The idea is, that the code will be read from some input (string), preparsed and simplified by the above code and then executed by some other functions. (It is assumed, that the input is valid).

In order to optimize this example, I tried to unbox the Int params of the
constructors by doing domething like this:

data BFinstruction -- BangPatterns
= AdjustValue {-# UNPACK #-} !Int
| MovePointer {-# UNPACK #-} !Int
| GetChar
| PutChar
| Loop BFcode
deriving (Eq)

This will turn the boxed
type into an unboxed, raw
type, which is an implementation detail of GHc. As I read, this option is only good in a few cases, so I want to ask, of which things I have to pay attention if I want to perform this kind of optimization. My goal is to allow the execution of BF-code using the benefits of Haskell - laziness (I want to archieve, that the code may only be kept as needed in memory) and easiness.

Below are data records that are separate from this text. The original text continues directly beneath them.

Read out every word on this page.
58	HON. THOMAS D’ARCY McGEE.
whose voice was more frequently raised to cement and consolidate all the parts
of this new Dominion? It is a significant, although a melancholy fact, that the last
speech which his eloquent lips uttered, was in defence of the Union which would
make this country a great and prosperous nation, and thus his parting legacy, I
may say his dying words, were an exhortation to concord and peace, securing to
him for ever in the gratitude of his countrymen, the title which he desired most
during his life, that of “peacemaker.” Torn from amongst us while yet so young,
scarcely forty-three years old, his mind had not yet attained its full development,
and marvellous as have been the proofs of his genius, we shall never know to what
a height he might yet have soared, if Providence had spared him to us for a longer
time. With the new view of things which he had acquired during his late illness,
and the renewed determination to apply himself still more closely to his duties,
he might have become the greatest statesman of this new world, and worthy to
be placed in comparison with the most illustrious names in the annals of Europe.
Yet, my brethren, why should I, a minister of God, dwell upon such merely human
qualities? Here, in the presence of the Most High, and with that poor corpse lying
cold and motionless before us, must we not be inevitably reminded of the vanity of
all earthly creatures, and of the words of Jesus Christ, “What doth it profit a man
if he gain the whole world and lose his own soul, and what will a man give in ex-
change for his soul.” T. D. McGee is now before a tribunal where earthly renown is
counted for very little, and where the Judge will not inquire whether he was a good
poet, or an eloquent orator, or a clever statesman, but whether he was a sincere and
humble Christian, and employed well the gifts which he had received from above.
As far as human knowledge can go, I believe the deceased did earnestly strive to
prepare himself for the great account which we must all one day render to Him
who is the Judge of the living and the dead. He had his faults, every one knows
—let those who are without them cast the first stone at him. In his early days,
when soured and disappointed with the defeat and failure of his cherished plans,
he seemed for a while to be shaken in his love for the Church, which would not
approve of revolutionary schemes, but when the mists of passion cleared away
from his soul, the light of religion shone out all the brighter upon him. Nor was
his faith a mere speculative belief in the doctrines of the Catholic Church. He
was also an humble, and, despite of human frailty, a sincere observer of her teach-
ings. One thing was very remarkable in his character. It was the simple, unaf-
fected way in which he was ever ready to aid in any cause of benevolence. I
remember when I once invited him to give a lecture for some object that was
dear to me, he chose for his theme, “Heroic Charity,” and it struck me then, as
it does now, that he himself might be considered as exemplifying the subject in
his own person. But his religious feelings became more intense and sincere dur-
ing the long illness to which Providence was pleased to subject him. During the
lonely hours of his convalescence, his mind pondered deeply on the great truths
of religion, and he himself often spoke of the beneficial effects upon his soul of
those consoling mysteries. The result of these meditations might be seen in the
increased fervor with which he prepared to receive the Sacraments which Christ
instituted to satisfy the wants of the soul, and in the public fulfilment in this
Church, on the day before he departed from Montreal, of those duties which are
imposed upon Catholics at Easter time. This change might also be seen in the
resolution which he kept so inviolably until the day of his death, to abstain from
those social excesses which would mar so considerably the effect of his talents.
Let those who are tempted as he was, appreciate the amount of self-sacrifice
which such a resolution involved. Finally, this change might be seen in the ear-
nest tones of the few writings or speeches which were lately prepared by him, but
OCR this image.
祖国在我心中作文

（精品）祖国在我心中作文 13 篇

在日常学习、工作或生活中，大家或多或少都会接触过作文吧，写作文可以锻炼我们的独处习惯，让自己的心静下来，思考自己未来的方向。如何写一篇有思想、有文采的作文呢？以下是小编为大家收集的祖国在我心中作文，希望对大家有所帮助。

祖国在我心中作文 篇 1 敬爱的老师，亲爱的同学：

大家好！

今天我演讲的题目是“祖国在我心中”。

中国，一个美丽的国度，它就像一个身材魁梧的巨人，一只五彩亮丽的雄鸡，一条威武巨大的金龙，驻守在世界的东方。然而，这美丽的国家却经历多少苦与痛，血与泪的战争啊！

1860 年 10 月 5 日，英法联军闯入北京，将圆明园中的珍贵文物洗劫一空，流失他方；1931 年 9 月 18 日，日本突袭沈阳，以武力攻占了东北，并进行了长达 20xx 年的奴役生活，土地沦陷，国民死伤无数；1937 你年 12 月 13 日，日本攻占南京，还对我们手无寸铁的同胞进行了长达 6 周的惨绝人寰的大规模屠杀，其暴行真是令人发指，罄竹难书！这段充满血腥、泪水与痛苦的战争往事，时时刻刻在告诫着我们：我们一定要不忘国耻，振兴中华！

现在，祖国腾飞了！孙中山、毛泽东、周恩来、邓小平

This really looks like a premature optimization to me. UNPACK is mostly useful when you have a very large number of BFInstructions sitting around. I doubt you'll ever have enough brainf**k code to make it worthwhile. I agree with Gian, it should be simple enough to test, so do that first.

In any case, the thing to be aware of with UNPACK'ed values is that you don't want the compiler to have to rebox them. You should be ok with numerical ops, but other than that you'd have to look carefully at the functions you're using to see if you ever use the unpacked values as a non-strict argument. The only way to be sure is to look at the core, or the interface files, to see what parameters are strict and which aren't. As always, be sure to compile with at least "-O".